Me incorporé como director-conservador del Parque Nacional de Timanfaya en 2021, durante la pandemia. Durante los primeros meses de trabajo, tuve la suerte de recorrer el parque vacío de visitantes, escuchando únicamente los sonidos de la naturaleza, tal vez escuchando la voz del Volcán: el viento habla distinto en las lavas cordadas que en los malpaíses, en las cuevas que en los jameos, nos cuenta historias diferentes en cada grieta, al cumbrear los conos rocosos o al peinar los extensos campos de lapilli.
Me asombró la riqueza de las formas, texturas y colores que cambian continuamente con el transcurso de las horas y las sombras de las nubes. Me conmovió comprobar cómo la vida se abre camino en cada hueco: líquenes que dan paso a pequeñas plantas vasculares que alimentan insectos y estos a su vez, a lagartijas, musarañas y aves.
Timanfaya sobre todo provoca una sensación: creemos ser los primeros en haber estado allí, sobre ese paisaje prístino donde no se observan las huellas del ser humano en centenares de hectáreas. Quizás sea esto lo que distingue Timanfaya del resto de volcanes de Lanzarote e incluso de Canarias, lo que atrae a cientos de miles de visitantes cada año.

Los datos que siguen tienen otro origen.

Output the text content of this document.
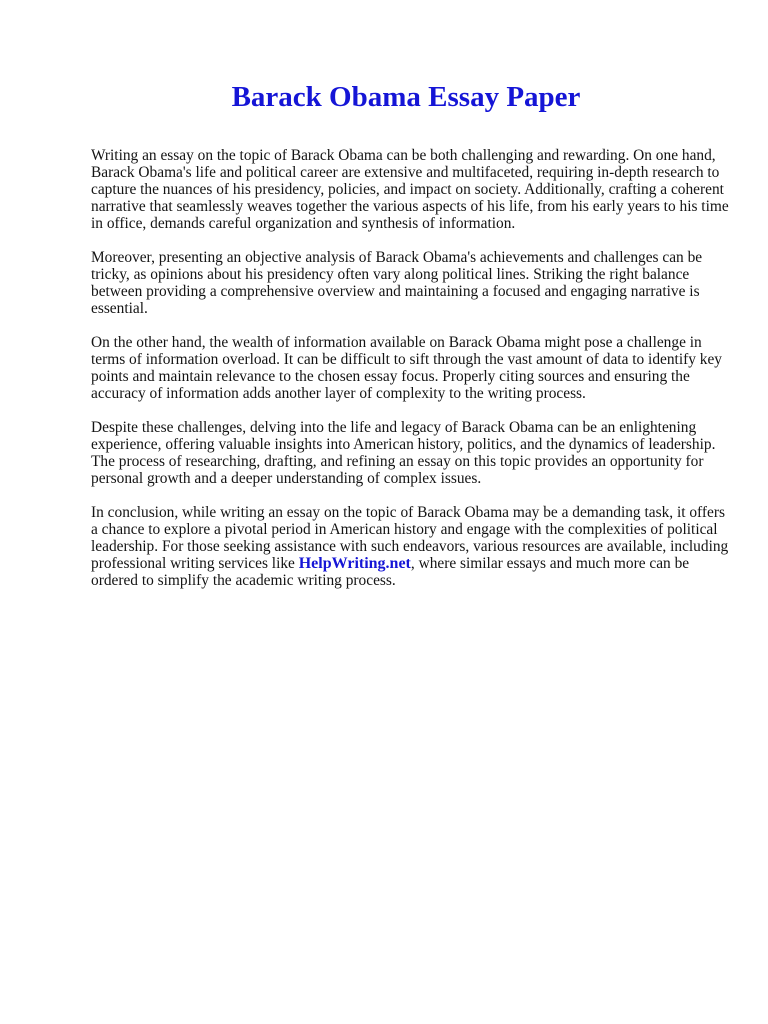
Barack Obama Essay Paper

Writing an essay on the topic of Barack Obama can be both challenging and rewarding. On one hand, Barack Obama's life and political career are extensive and multifaceted, requiring in-depth research to capture the nuances of his presidency, policies, and impact on society. Additionally, crafting a coherent narrative that seamlessly weaves together the various aspects of his life, from his early years to his time in office, demands careful organization and synthesis of information.

Moreover, presenting an objective analysis of Barack Obama's achievements and challenges can be tricky, as opinions about his presidency often vary along political lines. Striking the right balance between providing a comprehensive overview and maintaining a focused and engaging narrative is essential.

On the other hand, the wealth of information available on Barack Obama might pose a challenge in terms of information overload. It can be difficult to sift through the vast amount of data to identify key points and maintain relevance to the chosen essay focus. Properly citing sources and ensuring the accuracy of information adds another layer of complexity to the writing process.

Despite these challenges, delving into the life and legacy of Barack Obama can be an enlightening experience, offering valuable insights into American history, politics, and the dynamics of leadership. The process of researching, drafting, and refining an essay on this topic provides an opportunity for personal growth and a deeper understanding of complex issues.

In conclusion, while writing an essay on the topic of Barack Obama may be a demanding task, it offers a chance to explore a pivotal period in American history and engage with the complexities of political leadership. For those seeking assistance with such endeavors, various resources are available, including professional writing services like HelpWriting.net, where similar essays and much more can be ordered to simplify the academic writing process.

En mis primeras incursiones me enseñaron a caminar sin dejar huella, a seguir siempre la misma vereda, a primera vista imposible de adivinar, y me contagié del cariño, respeto, entusiasmo y curiosidad con que las personas del parque hacen su trabajo. No sólo ellas, también los lugareños, las guías de turismo, los trabajadores de los Centros de Arte, Cultura y Turismo de Lanzarote, las investigadoras y técnicos de distintas disciplinas y países del mundo. Es increíble la admiración y fascinación que todos sienten por este lugar.
Enseguida comprendí que el principal capital del parque es el humano, que Timanfaya es lo que es, gracias a todas las personas que lo guardaron, protegieron, cuidaron y estudiaron durante no solo cincuenta, sino doscientos años, pues fue el 25 de octubre de 1824 cuando cesaron las erupciones de las Montañas del Fuego.
Los siguientes ciento cincuenta años después de la última erupción, hasta la declaración de parque nacional, son un ejemplo de resistencia y adaptación de la población conejera a unas condiciones extremas para la supervivencia del ser humano. Lo hicieron de tal forma que consiguieron conservar todos los valores que hacen de Timanfaya un territorio merecedor de esa declaración.
Somos herederos de la cultura y el respeto que corre por las venas de los descendientes de aquellos hombres y mujeres, y que hoy podemos disfrutar en forma de canciones, artesanía, paseos en camello, cultivos en socos, gastronomía y otras tradiciones que son parte del patrimonio inmaterial de Timanfaya.
Las sensaciones que transmite el volcán no son fruto del azar. Se deben a su declaración de 1974, a sus normas de conservación de 1991, a los muchas veces ingratos trabajos de gestión y vigilancia para lograr que las normas se cumplan, a los posteriores trabajos de restauración y mantenimiento cuando no lo conseguimos, y al incansable entusiasmo con que se interpreta y se da a conocer la calidad y fragilidad de su patrimonio, pues sólo se conserva lo que se respeta y solo se respeta lo que se conoce.
La curiosidad es la mayor fuente de conocimiento. Uno de los principales trabajos que hemos realizado en los últimos años ha sido organizar y digitalizar el extenso archivo del parque para darnos cuenta de la ingente cantidad y calidad de trabajos que se han realizado y que estamos obligados a poner al servicio de la sociedad. No sólo estudios relacionados con la conservación de la geodiversidad, biodiversidad y valores culturales del parque, también otros que nos permiten comprender cómo funcionan los volcanes -y así poder predecir y avisar con tiempo a la población frente a posibles nuevas erupciones-, cómo se obtiene energía limpia a partir del calor del subsuelo o cómo podría ser la vida en otros planetas. Por Timanfaya han pasado no solo astronautas, también otros investigadores y científicas de primera línea a escala mundial.
Dejo para el final lo que fue el principio del Parque Nacional de Timanfaya: la visión de César Manrique, Jesús Soto y toda la gente que trabajó con ellos, visionarios y adelantados a su época, que con sensibilidad, pasión e ingenio construyeron el restaurante El Diablo, capaz de utilizar y disipar el calor del subsuelo, y la Ruta de los Volcanes que quizás sea la carretera mejor integrada paisajísticamente que se ha construido en España.
Con toda esta riqueza no podíamos conformarnos con una celebración de un solo día y nos hemos lanzado a dar a conocer y poner en valor durante todo un año la gran calidad de los recursos naturales, las sensaciones, tradiciones, cultura y conocimiento que conforman hoy el Parque Nacional de Timanfaya.
Espero que disfruten este 50º aniversario.